A Missouri woman who appeared in a viral video praising the Ku Klux Klan (KKK) at a Black Lives Matter protest and promising to teach her grandchildren to hate wants to apologize for the “ugly” things she said, Springfield’s KOLR-TV reported.

This week, a video surfaced from a protest in Branson, Missouri, in which a woman could be seen antagonizing Black Lives Matter protesters. In the video, which has since gone viral, a woman can be seen sitting in the bed of a pickup truck and holding a Confederate flag.

“I will teach my grandkids to hate you all,” she said to someone off-camera.

She could also be seen raising her fist and shouting “KKK belief!”

On Wednesday, the woman, now identified as Kathy Jenkins, called the KOLR-TV newsroom to talk about what has happened to her since the video went viral, and how she has since changed her heart.

Jenkins said that she went to the protest at Dixie Outfitters to see what it was about. The Branson store sells Confederate paraphernalia, and according to The Springfield News-Leader, was the target of the protesters that day.

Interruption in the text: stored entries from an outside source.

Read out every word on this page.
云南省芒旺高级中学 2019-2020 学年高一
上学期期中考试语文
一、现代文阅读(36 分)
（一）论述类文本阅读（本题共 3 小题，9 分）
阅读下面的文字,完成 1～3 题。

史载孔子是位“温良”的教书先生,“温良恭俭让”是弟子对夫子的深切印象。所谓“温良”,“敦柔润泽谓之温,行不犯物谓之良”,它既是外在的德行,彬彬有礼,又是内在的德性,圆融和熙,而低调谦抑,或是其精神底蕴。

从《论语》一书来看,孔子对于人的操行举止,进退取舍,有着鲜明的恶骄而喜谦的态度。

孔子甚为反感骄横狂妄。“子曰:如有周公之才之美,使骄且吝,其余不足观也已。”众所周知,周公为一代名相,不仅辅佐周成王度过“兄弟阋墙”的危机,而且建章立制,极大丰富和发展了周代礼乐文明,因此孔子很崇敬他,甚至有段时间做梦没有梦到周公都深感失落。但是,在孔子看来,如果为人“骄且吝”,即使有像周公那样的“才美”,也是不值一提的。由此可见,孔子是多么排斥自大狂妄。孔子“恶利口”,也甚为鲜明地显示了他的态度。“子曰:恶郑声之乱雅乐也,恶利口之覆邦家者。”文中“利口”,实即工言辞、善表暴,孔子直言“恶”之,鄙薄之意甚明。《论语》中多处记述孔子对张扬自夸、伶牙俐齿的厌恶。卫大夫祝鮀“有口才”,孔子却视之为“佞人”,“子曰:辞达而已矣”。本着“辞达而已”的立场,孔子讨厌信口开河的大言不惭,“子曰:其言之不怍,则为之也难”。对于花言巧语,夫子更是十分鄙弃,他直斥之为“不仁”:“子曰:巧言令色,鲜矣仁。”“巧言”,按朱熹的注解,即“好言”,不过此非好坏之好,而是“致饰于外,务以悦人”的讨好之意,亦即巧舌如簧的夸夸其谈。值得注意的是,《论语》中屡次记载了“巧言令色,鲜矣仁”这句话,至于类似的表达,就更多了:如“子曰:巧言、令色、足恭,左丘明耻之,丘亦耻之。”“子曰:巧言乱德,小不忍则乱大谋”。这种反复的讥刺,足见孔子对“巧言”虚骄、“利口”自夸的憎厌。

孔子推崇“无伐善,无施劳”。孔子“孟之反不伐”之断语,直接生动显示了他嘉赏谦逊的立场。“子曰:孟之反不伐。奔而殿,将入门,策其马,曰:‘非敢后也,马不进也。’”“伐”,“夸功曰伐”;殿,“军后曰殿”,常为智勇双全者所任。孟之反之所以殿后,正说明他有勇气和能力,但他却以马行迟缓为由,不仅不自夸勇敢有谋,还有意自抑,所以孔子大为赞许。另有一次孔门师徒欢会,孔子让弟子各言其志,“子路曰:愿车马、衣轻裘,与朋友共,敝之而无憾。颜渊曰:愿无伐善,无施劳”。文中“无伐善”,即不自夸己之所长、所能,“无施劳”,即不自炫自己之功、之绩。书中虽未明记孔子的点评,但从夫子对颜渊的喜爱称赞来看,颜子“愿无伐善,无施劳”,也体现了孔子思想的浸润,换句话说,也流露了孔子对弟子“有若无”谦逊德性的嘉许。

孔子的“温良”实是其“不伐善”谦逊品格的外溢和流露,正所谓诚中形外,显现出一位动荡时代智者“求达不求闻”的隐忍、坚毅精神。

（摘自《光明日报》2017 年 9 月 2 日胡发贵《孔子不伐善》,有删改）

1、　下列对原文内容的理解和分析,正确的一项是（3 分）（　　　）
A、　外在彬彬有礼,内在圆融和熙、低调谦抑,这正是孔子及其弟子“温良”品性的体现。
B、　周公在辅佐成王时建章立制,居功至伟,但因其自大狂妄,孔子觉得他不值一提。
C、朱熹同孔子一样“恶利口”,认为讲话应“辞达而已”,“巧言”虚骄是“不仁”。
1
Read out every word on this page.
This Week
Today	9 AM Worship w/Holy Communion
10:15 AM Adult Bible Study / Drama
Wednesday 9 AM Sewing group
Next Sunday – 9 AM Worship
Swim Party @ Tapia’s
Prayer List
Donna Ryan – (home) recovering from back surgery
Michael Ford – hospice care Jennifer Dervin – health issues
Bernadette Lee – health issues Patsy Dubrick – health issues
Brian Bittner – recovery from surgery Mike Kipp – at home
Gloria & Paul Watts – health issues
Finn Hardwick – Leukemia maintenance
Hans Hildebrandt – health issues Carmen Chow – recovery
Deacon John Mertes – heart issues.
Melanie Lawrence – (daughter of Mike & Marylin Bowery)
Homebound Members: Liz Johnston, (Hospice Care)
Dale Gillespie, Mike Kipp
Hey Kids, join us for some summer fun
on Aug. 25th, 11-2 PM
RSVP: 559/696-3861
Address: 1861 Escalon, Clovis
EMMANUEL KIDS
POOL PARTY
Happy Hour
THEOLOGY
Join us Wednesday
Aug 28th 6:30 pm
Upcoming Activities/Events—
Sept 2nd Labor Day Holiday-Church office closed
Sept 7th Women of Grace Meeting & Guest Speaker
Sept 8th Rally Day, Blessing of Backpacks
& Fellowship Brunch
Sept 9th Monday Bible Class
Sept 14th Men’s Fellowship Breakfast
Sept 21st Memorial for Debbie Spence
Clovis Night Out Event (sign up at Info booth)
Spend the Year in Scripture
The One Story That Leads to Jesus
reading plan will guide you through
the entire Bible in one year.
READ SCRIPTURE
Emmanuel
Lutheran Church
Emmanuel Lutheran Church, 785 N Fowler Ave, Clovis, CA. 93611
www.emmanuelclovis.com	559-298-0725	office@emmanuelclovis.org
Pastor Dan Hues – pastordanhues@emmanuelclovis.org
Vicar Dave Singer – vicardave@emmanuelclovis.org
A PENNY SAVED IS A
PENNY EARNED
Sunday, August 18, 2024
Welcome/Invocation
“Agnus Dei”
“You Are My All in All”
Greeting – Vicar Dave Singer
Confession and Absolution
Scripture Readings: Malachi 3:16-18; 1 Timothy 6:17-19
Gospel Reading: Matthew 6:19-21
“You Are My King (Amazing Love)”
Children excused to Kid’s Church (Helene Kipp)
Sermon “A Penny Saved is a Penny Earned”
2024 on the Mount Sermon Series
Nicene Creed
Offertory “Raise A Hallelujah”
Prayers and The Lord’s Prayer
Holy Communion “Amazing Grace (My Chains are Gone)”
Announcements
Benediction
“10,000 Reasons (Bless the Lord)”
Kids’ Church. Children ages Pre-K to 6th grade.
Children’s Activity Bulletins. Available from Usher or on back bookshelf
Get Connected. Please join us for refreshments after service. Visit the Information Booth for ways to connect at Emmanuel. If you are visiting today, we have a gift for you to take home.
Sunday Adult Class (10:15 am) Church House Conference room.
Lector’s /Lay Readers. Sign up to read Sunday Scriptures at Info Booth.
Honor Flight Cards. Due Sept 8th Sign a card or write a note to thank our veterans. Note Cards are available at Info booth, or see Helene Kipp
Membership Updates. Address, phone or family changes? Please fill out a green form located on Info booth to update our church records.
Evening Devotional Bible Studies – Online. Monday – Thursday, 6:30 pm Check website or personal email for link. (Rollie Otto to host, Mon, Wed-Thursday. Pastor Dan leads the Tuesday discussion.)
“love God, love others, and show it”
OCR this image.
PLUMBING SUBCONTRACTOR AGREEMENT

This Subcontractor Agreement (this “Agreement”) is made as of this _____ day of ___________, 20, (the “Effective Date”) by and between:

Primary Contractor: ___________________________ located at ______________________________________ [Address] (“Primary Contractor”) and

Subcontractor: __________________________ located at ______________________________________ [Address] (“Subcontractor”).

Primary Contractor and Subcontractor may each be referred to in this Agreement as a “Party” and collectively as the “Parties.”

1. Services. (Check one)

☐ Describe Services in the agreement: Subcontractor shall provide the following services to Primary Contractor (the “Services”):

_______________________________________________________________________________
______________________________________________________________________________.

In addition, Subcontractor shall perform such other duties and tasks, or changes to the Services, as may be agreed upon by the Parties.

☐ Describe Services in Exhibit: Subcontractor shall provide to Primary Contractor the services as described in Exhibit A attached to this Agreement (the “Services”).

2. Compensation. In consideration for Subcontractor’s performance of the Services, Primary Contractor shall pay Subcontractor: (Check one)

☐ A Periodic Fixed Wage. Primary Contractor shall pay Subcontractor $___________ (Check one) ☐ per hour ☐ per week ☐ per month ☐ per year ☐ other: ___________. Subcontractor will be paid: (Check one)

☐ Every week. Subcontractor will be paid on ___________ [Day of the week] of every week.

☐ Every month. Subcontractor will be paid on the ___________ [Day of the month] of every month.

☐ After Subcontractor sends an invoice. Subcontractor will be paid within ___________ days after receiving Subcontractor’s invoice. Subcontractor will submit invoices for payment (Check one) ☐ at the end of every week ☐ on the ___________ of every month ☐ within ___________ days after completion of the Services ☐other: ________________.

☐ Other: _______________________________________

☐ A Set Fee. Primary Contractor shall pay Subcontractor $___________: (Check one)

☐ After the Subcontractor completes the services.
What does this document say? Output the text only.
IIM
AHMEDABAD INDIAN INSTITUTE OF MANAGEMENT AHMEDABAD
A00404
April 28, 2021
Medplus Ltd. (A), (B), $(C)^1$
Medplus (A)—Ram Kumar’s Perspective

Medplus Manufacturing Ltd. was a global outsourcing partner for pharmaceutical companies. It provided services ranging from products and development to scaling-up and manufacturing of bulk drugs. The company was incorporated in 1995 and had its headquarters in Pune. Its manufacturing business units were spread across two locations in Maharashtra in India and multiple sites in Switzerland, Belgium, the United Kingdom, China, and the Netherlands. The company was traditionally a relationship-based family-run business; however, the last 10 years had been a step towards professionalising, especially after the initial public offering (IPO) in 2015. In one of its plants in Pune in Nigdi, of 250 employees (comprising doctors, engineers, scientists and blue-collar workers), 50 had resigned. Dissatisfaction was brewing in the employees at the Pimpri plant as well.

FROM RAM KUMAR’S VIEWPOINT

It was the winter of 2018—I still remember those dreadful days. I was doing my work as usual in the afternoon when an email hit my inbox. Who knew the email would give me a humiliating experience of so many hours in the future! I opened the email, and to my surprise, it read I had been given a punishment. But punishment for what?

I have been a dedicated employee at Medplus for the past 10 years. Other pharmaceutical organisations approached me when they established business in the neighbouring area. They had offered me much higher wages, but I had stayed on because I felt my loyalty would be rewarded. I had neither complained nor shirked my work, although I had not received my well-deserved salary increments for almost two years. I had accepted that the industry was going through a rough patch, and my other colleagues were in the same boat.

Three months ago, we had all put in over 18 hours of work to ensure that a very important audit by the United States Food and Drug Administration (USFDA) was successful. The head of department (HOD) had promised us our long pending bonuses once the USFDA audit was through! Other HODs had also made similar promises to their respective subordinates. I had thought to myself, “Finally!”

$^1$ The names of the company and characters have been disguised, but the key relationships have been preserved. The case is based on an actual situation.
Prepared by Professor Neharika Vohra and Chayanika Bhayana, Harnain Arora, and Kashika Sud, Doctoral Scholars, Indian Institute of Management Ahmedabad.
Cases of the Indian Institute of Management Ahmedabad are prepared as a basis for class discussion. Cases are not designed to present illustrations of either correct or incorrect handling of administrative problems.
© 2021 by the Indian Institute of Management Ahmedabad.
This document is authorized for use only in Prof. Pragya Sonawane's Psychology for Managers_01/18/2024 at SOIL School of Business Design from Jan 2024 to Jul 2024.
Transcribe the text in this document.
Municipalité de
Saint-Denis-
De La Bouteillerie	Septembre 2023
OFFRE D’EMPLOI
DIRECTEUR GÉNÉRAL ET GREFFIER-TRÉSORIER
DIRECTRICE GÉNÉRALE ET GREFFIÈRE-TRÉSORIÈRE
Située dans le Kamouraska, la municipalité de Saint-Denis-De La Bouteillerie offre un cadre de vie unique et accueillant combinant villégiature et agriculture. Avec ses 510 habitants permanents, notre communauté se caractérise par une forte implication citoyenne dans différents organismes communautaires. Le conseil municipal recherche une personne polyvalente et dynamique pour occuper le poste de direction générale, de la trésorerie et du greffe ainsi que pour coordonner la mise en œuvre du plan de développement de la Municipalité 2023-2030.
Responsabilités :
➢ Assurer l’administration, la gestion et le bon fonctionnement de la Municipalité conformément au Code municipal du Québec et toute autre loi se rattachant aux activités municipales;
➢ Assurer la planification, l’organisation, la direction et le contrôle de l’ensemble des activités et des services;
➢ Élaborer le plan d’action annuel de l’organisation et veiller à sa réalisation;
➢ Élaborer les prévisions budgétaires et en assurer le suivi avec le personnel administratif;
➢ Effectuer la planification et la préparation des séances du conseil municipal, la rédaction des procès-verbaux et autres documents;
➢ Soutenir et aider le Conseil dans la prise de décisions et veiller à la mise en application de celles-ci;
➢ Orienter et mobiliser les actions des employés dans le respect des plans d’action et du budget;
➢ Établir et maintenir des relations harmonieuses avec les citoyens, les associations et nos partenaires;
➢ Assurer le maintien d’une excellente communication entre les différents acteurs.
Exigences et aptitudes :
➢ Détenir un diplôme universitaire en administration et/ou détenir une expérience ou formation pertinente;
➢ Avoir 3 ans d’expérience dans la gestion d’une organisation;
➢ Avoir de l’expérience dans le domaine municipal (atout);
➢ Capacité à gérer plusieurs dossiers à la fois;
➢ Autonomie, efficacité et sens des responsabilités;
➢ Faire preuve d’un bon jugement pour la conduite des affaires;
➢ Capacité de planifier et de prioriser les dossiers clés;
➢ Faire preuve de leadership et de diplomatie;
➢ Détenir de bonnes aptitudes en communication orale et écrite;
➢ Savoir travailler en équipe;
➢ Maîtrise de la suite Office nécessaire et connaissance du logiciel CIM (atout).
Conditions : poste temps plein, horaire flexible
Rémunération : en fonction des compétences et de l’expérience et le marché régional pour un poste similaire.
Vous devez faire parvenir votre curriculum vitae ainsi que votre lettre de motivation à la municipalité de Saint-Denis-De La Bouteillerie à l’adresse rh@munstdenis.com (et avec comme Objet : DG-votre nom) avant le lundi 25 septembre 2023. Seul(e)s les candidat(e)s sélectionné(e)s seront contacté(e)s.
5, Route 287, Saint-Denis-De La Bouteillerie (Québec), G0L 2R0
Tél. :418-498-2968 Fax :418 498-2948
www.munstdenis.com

“I’ve never been to [a Black Lives Matter protest]. I just wanted to see what the rally was all about,” she said.

What happened in the moments leading up to her tirade are something of a blur to her, she said. Somehow, she wound up sitting in the back of a counterprotester’s truck, someone she didn’t know. She was handed a Confederate flag, she says, which she thought was a “symbol of unity.”

Then, she says, when a BLM protester confronted her, she “kind of blacked out.”

“I don’t even remember saying half the stuff that I said,” she said.

As for her advocacy of the KKK, she says that it came from a place of not appreciating being called a racist.

“I wasn’t saying I’m KKK or for the KKK. I was mocking them because I don’t like being called a racist,” she said.

Now, she said, she regrets her actions that day. She said she lost her job and has been banned from Facebook, both of which she said she deserved. She’s received death threats and even her friends have been threatened, she added. She had to leave Branson, her home of six years.

In a statement, she said that her actions that day don’t represent who she is, and she would like to apologize.

“This isn’t who I am as a person. I obviously cannot take back what I said. I can only learn from this. I want to make it clear. I am not teaching my children or grandchildren to hate anyone,” she said.

Faith Pittser, one of the organizers of the protest, isn’t buying Jenkins’ apology, saying that she (Pittser) doesn’t believe that someone could not know what the Confederate flag represents.

“This woman is lying and apologizing because she’s sorry she got caught in her acts of racism,” Pittser said.